Using Mount Vernon to Teach with Images
Images can communicate information about people and places that words cannot achieve on their own. By looking at 18th-century images, students can peek into the world that George Washington saw and lived in, as well as the world imagined by others who lived during this time. As a surveyor of maps, collector of artwork, and sitter for portraits, George Washington shared his life across the centuries with guests at Mount Vernon through visual sources.
Teaching with Images Tips:
Artwork and prints from the 18th century were used to communicate important information about contemporary events. Even though the colonies and the young United States had a higher rate of literacy than most of the world, images were still one of the most powerful tools to communicate information across different populations and geographic regions. Popular images were often recreated in other forms (in prints, in newspapers, on china, in needlework, et cetera). These visual sources can help students grasp the same.
Historic maps provide strong images layered with historic text to interpret and represent a specific time and place. Maps can help students gain an understanding of historic battles by showing distance, relative position, and landscape. For example, a Digital Encyclopedia of George Washington entry on the Siege of Boston paired with a historic map can help students identify the key locations mentioned in the article.

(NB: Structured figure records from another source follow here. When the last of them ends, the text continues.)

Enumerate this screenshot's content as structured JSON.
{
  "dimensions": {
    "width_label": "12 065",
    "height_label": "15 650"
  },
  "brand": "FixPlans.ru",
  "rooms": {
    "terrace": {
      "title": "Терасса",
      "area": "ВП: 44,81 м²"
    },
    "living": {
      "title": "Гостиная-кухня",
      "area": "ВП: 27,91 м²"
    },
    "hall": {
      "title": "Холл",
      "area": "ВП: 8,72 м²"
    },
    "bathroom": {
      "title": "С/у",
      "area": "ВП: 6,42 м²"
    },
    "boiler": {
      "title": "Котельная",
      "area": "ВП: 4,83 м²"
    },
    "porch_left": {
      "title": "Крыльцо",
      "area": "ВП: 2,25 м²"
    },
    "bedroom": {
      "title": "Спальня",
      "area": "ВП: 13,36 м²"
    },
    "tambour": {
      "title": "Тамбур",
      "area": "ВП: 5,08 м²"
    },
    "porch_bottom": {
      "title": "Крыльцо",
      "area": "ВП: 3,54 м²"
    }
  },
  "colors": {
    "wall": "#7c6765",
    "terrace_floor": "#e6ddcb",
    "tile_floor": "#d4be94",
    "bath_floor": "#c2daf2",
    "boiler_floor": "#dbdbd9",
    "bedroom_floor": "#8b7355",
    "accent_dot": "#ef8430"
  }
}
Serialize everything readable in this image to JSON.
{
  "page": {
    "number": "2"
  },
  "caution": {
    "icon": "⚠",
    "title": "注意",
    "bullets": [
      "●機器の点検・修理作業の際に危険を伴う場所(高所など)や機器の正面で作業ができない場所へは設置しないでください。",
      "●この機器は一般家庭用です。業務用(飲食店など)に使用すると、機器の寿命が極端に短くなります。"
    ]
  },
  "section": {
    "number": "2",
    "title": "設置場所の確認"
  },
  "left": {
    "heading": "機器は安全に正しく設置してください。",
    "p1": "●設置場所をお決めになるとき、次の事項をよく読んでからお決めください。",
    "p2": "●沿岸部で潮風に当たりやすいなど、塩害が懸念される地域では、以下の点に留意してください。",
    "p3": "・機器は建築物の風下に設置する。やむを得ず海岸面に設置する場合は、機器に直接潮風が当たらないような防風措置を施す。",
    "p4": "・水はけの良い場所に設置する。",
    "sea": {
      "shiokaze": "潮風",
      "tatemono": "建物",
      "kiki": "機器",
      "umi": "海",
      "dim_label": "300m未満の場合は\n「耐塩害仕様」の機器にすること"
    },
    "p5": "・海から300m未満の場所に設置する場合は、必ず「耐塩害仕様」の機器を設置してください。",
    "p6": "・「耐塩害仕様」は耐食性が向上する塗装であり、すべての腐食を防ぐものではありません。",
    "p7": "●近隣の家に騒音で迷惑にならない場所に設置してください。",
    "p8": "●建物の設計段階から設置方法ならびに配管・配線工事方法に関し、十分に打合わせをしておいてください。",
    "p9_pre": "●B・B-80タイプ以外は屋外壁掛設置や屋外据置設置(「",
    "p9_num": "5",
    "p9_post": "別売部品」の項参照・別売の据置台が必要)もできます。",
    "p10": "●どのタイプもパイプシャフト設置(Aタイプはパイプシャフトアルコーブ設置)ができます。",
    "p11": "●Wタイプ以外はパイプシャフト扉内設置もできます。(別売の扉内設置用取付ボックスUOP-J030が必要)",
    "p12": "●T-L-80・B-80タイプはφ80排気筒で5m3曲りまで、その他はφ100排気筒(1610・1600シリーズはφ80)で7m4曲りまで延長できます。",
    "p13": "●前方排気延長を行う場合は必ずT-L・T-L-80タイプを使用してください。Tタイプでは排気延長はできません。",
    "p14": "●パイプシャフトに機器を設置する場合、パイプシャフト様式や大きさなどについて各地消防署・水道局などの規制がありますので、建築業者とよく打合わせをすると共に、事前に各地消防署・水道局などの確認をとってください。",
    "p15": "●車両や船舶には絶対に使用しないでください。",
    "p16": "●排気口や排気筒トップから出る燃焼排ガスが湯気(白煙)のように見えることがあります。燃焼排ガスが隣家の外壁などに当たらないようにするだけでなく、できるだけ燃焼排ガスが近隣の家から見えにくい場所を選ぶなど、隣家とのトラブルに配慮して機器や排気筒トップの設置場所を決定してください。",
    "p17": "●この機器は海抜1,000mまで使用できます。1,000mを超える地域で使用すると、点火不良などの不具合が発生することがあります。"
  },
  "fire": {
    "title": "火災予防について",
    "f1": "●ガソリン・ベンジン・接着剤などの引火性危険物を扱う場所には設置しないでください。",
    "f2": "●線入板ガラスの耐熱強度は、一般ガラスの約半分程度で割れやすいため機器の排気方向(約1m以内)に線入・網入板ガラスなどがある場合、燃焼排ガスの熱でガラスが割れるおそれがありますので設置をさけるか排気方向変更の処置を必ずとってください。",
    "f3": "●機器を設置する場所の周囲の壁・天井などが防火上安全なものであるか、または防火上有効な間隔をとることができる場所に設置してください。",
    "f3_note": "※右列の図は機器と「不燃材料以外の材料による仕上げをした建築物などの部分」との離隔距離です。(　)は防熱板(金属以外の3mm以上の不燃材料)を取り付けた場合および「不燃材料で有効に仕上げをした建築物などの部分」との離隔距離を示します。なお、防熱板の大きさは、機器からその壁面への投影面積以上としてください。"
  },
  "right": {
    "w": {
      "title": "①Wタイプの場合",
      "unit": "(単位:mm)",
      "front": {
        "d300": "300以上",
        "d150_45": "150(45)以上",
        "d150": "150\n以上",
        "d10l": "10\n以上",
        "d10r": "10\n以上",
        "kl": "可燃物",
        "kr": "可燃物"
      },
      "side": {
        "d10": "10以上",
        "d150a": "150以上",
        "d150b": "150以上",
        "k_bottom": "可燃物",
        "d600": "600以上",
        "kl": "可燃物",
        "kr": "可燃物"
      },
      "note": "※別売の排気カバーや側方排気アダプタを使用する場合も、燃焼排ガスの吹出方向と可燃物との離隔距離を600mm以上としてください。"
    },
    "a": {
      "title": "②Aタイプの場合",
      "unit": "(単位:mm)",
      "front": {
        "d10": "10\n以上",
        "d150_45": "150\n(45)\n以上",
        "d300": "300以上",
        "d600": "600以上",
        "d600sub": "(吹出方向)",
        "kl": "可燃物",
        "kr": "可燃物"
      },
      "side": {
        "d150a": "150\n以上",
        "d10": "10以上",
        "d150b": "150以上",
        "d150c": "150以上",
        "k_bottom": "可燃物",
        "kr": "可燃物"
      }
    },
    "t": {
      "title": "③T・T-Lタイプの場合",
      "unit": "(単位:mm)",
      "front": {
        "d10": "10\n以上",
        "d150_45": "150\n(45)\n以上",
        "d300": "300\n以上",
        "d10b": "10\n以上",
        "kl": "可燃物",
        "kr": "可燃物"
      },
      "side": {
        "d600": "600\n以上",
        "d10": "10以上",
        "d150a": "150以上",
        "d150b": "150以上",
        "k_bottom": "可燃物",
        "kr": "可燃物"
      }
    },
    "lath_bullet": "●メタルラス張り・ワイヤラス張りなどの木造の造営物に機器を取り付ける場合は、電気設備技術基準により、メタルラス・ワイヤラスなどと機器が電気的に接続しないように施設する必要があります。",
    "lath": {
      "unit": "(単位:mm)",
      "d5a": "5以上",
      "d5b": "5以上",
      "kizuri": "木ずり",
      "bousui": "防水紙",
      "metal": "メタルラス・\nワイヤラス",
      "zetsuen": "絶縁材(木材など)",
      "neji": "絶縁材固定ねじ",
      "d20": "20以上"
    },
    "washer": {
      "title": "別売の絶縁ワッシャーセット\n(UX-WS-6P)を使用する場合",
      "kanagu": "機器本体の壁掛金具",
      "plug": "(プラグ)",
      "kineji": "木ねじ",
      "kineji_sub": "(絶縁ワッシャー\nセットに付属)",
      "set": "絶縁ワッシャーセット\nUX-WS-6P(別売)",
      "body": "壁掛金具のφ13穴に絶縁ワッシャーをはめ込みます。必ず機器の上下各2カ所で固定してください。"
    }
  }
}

In viewing the positions of Washington and the British army, students can better appreciate the impact of the siege in the early days of the American Revolution.
Images provide students with the opportunity to practice the critical skill of detail observation. One method to achieve this is to provide students only a portion of a visual source to analyze. This allows them to build information in manageable portions based on details without jumping into an analysis of the entire work. Other techniques to achieve this outcome include sustained observation of an image followed by its removal for a classroom discussion focused on students thinking critically to recall details and information on the source.
Asking students to recreate an image can build observation and interpretation skills. Students can recreate the pose of a portrait sitter, rebuild a still life, or transform the whole classroom into a reinterpretation of a grand historical painting.
Images at Mount Vernon:
The Washington Family, an engraving by artist Edward Savage, hangs in Mount Vernon’s dining room. This image is a rare primary source showing George Washington in his role as family man and father figure. The people in the room, the clothes they are wearing, the objects that surround them, and the backdrop all provide key evidence to help explore the relationships and interests of Washington, his wife, her grandchildren, and the enslaved individual in livery. Edward Savage painted many scenes at Mount Vernon that provide a rich body of primary source material for life at the estate.
Samuel Vaughan, the famed designer from England, created a map of Mount Vernon as a gift for the Washingtons. During his visit, Vaughan created a plan and subsequent map that captured the design of the highly fashionable walking paths and gardens maintained at Mount Vernon. Since he also included all existing structures (with a key), it can be used today to examine the layout and function of the buildings, as well as the landscape design, of the Mount Vernon estate.
The riverscapes George Washington chose as decoration in his New Room pre-dated the popularity of landscape painting that blossomed in the 19th century. These images visually showed his guests the importance he felt rivers played in the economy and prosperity of the new United States. Images of the Potomac and Hudson Rivers also hang in prominent locations in the New Room.
One of the most famous paintings of George Washington was painted by the artist Emanuel Leutze in 1851. Titled Washington Crossing the Delaware it shows Washington leading his troops across the Delaware River on December 25, 1776, before the Battle of Trenton. George Washington never saw this picture as it was painted more than 50 years after his death. As an artist and a revolutionary, Leutze used his craft to visually tie Washington’s success at the Battle of Trenton to the revolution occurring in Germany in the 19th century, a revolution he supported.